Three-dimensional face recognition using combinations of surface feature map subspace components

In this paper, we show the effect of using a variety of facial surface feature maps within the Fishersurface technique, which uses linear discriminant analysis, and suggest a method of identifying and extracting useful qualities offered by each surface feature map. Combining these multi-feature subspace components into a unified surface subspace, we create a three-dimensional face recognition system producing significantly lower error rates than individual surface feature map systems tested on the same data. We evaluate systems by performing up to 1,079,715 verification operations on a large test set of 3D face models. Results are presented in the form of false acceptance and false rejection rates, generated by varying a decision threshold applied to a distance metric in surface space.

Three-Dimensional Face Recognition Using Surface Space Combinations.

In this paper we test a range of three-dimensional face recognition systems, based on the fishersurface method developed in previous work. We show the effect of using a variety of facial surface representations and suggest a method of identifying and extracting useful qualities offered by each system. Combing these components into a unified surface subspace, we create a threedimensional face recognition system producing significantly lower error rates than individual systems tested on the same data. We evaluate systems by performing up to 1,079,715 verification operations on a large test set of 3D face models. Results are presented in the form of false acceptance and false rejection rates, generated by varying a decision threshold applied to a distance metric in combined surface space.

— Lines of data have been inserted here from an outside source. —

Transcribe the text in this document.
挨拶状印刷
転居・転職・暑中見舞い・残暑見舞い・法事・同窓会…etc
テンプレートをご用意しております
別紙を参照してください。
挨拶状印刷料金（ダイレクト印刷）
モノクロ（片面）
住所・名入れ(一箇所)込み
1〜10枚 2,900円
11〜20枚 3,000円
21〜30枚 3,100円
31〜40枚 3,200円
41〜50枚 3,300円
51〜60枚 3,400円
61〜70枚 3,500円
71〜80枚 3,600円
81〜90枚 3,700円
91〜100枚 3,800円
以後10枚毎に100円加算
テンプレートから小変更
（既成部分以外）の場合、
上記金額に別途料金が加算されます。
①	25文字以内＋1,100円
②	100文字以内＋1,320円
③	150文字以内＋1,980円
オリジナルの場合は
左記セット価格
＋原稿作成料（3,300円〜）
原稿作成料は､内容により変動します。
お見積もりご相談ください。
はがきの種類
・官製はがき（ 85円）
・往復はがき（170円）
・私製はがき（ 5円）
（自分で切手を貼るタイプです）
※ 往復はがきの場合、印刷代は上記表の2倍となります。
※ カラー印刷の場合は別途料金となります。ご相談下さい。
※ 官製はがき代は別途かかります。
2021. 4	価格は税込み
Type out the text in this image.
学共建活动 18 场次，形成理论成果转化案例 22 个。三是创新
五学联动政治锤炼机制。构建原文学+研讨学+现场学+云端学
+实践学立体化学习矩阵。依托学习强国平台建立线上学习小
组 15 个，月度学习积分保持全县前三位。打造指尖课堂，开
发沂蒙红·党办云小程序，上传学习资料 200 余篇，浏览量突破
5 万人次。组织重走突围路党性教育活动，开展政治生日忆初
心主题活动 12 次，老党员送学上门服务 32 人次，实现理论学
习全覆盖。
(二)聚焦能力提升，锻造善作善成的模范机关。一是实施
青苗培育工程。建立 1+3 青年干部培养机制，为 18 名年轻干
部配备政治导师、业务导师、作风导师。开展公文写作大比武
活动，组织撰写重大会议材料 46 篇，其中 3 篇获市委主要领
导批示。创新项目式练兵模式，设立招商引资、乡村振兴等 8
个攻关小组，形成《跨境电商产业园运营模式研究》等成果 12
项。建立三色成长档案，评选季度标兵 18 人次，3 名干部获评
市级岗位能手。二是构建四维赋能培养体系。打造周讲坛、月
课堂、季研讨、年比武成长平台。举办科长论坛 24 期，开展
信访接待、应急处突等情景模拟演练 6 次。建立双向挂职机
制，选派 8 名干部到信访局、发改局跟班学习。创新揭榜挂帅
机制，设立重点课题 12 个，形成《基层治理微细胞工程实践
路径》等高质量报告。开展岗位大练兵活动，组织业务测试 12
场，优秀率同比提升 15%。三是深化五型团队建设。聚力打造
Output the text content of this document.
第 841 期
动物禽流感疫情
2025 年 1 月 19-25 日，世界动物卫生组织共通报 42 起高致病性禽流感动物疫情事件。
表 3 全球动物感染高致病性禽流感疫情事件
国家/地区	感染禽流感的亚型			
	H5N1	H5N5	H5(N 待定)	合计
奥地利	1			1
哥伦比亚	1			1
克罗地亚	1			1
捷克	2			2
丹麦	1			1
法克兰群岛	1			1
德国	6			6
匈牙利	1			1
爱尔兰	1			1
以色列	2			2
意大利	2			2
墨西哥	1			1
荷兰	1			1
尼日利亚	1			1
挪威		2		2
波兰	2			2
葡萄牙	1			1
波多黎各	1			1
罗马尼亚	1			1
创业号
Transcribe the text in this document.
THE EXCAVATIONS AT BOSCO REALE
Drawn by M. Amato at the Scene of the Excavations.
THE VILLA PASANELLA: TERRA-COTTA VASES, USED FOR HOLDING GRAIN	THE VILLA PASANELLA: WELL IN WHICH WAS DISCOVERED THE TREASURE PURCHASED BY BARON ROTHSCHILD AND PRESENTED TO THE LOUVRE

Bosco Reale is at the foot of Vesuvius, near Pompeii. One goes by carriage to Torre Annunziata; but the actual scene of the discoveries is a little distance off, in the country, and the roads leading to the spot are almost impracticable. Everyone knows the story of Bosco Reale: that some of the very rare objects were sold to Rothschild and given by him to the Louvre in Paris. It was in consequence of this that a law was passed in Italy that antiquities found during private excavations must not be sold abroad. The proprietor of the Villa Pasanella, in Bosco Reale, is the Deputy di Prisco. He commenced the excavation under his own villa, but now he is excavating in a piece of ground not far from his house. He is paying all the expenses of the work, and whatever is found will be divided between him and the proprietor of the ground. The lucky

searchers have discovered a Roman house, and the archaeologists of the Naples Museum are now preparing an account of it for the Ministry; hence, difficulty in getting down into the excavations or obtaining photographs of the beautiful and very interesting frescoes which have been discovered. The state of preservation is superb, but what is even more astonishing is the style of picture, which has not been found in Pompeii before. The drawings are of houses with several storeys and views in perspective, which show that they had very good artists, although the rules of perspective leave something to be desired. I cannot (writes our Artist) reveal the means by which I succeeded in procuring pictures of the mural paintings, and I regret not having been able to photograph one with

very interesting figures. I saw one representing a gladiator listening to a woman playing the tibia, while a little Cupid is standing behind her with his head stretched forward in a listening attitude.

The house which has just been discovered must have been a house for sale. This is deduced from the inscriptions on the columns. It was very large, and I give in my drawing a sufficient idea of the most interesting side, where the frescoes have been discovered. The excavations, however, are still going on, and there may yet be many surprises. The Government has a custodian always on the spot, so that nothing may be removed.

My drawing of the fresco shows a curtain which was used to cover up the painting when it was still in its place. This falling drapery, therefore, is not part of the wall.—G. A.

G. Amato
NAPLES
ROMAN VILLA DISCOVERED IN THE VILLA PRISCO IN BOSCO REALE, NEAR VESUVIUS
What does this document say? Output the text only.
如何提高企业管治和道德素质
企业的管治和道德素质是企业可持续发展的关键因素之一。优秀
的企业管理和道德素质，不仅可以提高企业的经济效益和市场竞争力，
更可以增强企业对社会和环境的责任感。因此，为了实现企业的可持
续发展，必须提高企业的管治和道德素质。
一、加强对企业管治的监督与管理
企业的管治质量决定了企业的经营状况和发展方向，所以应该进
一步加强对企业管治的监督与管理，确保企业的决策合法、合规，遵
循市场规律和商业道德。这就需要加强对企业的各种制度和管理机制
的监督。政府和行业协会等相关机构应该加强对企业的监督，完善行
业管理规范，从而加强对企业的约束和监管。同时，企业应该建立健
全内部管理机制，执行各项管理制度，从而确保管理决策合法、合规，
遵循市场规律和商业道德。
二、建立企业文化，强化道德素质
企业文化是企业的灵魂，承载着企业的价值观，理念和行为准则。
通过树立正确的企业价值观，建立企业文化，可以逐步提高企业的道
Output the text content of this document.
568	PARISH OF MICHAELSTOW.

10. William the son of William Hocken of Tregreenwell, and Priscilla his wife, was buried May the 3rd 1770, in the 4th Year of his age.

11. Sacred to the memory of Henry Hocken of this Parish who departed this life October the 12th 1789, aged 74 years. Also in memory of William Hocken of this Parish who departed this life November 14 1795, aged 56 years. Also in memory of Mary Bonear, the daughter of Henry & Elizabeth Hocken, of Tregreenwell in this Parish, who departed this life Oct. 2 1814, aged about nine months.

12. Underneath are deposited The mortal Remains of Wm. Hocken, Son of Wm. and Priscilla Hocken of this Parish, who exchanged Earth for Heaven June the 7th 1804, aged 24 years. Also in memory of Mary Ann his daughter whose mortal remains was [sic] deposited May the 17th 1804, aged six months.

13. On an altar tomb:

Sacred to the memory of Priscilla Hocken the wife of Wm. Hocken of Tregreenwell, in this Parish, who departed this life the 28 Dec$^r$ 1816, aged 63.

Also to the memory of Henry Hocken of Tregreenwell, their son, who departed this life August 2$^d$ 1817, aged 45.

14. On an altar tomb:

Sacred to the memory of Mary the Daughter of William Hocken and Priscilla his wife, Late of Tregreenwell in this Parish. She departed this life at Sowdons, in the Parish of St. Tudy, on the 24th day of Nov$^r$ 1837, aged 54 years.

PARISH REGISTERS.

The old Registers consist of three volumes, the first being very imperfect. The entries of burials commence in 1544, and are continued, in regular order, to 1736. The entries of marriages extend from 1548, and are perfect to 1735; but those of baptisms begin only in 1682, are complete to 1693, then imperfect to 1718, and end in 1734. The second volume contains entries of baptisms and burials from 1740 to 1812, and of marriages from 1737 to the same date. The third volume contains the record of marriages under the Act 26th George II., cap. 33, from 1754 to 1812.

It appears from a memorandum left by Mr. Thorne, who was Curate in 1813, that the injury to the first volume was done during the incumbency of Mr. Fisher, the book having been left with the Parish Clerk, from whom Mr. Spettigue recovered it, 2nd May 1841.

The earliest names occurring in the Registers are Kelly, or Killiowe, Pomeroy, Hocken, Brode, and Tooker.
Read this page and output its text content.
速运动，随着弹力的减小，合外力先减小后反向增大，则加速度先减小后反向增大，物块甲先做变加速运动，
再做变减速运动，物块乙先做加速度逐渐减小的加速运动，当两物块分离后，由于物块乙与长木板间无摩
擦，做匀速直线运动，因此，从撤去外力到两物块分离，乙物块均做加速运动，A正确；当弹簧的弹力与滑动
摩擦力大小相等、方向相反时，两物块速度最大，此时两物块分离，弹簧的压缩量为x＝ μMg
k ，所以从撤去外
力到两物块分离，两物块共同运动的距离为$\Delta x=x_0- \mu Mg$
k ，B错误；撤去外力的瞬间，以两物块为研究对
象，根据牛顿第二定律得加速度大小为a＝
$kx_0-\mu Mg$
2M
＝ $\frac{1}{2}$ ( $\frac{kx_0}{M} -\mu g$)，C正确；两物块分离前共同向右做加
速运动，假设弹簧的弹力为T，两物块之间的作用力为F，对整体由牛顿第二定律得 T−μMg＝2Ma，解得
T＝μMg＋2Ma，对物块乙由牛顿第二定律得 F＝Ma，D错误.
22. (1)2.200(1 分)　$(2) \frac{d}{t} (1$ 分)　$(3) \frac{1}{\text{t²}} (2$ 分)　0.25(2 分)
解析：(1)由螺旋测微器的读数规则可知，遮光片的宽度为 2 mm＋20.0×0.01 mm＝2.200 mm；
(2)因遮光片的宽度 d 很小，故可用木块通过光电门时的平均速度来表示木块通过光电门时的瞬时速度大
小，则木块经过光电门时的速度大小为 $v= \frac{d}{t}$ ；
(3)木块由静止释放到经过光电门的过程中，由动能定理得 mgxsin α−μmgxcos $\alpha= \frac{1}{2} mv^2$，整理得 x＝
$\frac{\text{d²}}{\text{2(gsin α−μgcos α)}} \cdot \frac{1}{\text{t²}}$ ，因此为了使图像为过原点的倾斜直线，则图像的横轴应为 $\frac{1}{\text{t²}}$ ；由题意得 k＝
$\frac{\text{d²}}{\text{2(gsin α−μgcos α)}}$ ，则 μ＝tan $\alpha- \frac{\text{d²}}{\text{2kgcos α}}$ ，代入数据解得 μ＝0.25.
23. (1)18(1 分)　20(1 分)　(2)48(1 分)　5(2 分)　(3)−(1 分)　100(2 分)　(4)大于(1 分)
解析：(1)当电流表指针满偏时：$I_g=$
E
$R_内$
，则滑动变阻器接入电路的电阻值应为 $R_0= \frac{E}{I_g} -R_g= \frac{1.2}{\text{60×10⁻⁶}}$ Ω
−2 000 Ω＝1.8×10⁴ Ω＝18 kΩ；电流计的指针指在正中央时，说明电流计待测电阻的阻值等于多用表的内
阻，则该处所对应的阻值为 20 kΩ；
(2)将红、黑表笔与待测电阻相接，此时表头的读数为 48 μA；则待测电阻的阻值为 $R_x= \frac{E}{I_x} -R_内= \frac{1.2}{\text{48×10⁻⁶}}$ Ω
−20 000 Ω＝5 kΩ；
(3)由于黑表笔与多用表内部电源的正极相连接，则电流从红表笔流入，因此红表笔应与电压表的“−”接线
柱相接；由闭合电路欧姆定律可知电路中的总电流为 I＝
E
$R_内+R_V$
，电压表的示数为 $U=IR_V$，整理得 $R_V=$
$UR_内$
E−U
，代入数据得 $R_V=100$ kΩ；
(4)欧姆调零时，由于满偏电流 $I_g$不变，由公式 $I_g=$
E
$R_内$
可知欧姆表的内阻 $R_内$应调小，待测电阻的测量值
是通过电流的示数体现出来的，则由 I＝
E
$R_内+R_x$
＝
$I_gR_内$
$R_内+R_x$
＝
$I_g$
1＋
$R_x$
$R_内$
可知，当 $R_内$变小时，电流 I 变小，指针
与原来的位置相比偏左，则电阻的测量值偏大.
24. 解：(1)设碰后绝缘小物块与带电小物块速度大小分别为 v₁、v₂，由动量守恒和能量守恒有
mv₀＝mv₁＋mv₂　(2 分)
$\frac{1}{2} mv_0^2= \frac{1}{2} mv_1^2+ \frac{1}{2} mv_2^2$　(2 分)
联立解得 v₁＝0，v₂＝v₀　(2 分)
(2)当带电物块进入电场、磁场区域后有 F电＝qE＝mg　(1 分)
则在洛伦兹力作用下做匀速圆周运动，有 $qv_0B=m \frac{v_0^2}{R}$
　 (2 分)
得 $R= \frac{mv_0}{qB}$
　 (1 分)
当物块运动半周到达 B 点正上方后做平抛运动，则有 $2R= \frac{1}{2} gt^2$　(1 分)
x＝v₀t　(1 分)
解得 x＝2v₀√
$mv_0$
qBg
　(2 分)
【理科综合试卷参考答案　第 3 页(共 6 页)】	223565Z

Combining multiple face recognition systems using Fisher's linear discriminant

The application of image processing as a pre-processing step to methods of face recognition can significantly improve recognition accuracy. However, different image processing techniques provide different advantages, enhancing specific features or normalising certain capture conditions. We introduce a new method of isolating these useful qualities from a range of image subspaces using Fishers linear discriminant and combining them to create a more effective image subspace, utilising the advantages offered by numerous image processing techniques and ultimately reducing recognition error. Systems are evaluated by performing up to 258,840 verification operations on a large test set of images presenting typical difficulties when performing recognition. Results are presented in the form of error rate curves, showing false acceptance rate (FAR) vs. false rejection rate (FRR), generated by varying a decision threshold applied to the euclidean distance metric performed in combined face space.